Food Science and Human Nutrition majors apply principles of basic and applied sciences to the design and manufacture of high quality, sustainable, convenient, safe and nutritious foods, in addition to identifying the relationship between nutrients and human health. The curriculum allows flexibility for concentrating in one of two areas, based on one’s academic and professional goals: (1) Food Science and Technology or (2) Nutrition.
The Food Science and Technology Concentration (click to learn more) prepares students for careers within the food industry at the local, regional, national, or global level.
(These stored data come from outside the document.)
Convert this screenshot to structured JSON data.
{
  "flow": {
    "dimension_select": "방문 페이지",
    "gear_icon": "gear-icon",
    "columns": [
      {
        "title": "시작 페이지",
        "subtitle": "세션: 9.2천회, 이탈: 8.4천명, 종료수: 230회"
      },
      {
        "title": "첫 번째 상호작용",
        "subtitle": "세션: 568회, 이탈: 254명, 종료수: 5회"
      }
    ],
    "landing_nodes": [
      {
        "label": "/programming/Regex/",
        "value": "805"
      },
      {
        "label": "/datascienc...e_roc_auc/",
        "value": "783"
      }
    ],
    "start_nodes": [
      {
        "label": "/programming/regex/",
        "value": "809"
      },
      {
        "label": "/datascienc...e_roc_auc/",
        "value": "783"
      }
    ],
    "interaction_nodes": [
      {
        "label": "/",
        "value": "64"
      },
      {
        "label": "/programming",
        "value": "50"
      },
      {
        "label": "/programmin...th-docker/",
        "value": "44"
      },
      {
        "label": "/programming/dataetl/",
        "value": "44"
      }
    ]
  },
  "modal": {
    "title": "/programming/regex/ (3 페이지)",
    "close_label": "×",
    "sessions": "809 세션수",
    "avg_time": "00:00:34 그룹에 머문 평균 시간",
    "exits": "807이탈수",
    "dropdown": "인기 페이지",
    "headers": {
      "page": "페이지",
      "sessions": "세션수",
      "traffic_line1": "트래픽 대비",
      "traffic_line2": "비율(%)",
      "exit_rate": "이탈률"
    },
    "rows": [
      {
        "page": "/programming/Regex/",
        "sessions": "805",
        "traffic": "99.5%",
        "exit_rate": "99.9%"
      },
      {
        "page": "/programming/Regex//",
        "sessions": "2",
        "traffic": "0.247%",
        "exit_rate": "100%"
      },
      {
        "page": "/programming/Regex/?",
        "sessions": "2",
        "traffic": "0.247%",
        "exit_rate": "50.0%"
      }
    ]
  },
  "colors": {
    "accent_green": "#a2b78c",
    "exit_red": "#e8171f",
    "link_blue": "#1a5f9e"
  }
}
The concentration allows students to focus their program of study in one of three emphasis areas: (1) Food Packaging and Manufacturing Operations; (2) Sustainable Food, Nutrition and Health; or (3) Culinary Science. All three emphasis areas are approved by the Institute of Food Technologies (IFT), with the Culinary Science emphasis also being one of a few select national programs approved by the Research Chef’s Association as meeting the requirements for the title of Culinology™.
The Nutrition Concentration (click to learn more) prepares students for careers in nutrition, dietetics, healthcare, and foodservice. The concentration allows students to focus their program of study in one of four emphasis areas: (1) Dietetics; (2) Basic and Behavioral Science; (3) Community Health and Wellness; or (4) Food Industry. The Dietetics emphasis area is accredited by the Accreditation Council for Education in Nutrition and Dietetics (ACEND®) as a Didactic Program in Dietetics (DPD) and is designed for students who are interested in becoming a Registered Dietitian (RD) or Registered Dietitian Nutritionist (RDN).